AB Dış Bağlantılar ve Güvenlik Siyaseti Yüksek Temsilcisi Josep Borrell, şunları kaydetti:
‘Türkiye epey daha nüfuzlu bir ülke olabilir’
“Türkiye bu bölgede jeopolitik bir oyuncu. Oyun oynadığı (etkili olduğu) bölgenin sonları da giderek artıyor. (Türkiye) Avrupa’da da Libya’da da Somali’de de bir oyuncu. Türkiye kıymetli bir ülke. Yani iştirak geliştirmek istiyorsak Türkiye mutlaka bu noktada bizim ortağımız, üyemiz olmak için bir aday ülke. Ancak birtakım problemlerimiz ve pürüzlerimiz var. Birtakım problemlerin çözülmesi gerekiyor. İşte bunlar çözülürse Türkiye hayli değerli bir rol oynayabilir. Bilhassa bu Ukrayna savaşında Türkiye epey daha nüfuzlu bir ülke olabilir.”
AB’nin Türkiye ile ilgilerini ve bağlarını daha geliştirmesi gerektiğinin altını çizen Borrell, “İşte ben aslına bakarsanız bu vesileyle buradayım. AB, Türkiye’nin Rusya ve Ukrayna içinde bir köprü olabileceğini düşünüyor ki esasen bu rolünü oynadı, oynamaya da devam edebilir. Türkiye’nin stratejik değeri bu savaş öncesindeki devirden epey daha değerli. Türkiye tekrar bu rolü üstlenmeli.” değerlendirmesinde bulundu.
‘Üyelik görüşmelerinin bir daha başlatılmasını istiyoruz’
Letonya Başbakan Yardımcısı ve Savunma Bakanı Pabriks ise Türkiye’nin büyük bir ülke ve kıymetli bir ortak olduğunu vurgulayarak, ülkesinin Türkiye’nin AB’ye tam üyeliğini her vakit desteklediğini söylemiş oldu.Türkiye’nin AB üyeliği koşullarını karşıladığını düşündüğünü vurgulayan Pabriks, “Üyelik görüşmelerinin bir daha başlatılmasını istiyoruz.” dedi.
Slovakya Dışişleri ve Avrupa İşleri Bakanı Ivan Korcok ise Türkiye’nin stratejik ehemmiyetine vurgu yaparak, “Türkiye bir NATO müttefiki ve aday ülke.
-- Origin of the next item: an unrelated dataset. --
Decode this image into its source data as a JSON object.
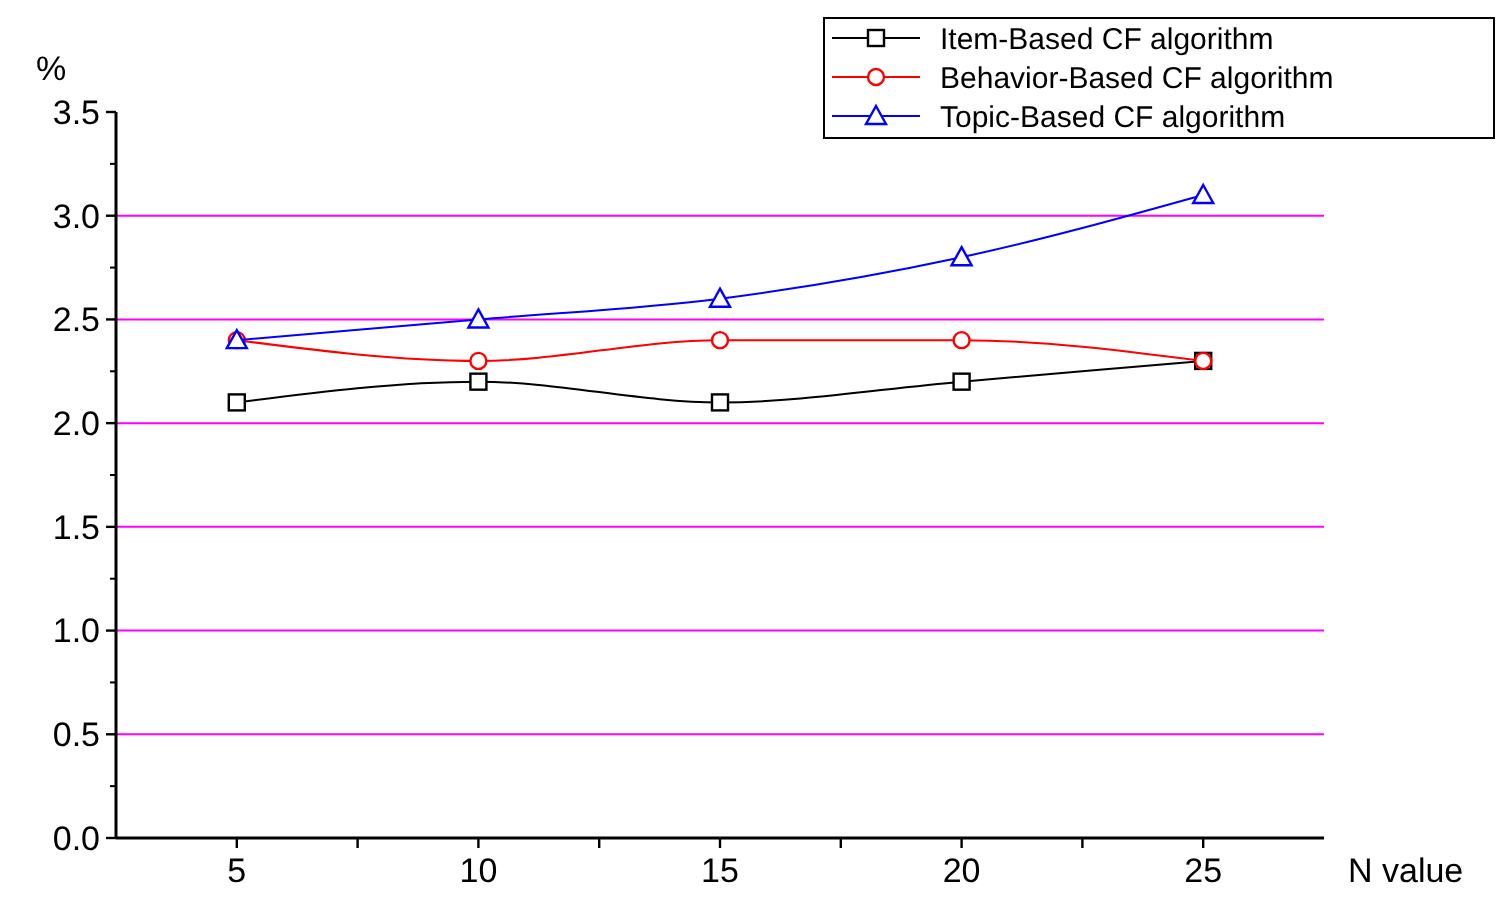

Ancak epeyce daha kıymetli bir rol de üstlenebilir.” sözünü kullandı. Korcok, AB-Türkiye bağlantısında mahzurların kaldırılması durumunda Türkiye’nin bölgede ve epey daha geniş coğrafyada daha da tesirli olabileceğinin altını çizdi. Eski İspanya Dışişleri Bakanı ise Gonzales, AB-Türkiye bağlarının ileriye gdolayılebilmesi için her şeydilk evvel inanca gereksinim olduğunu vurguladı.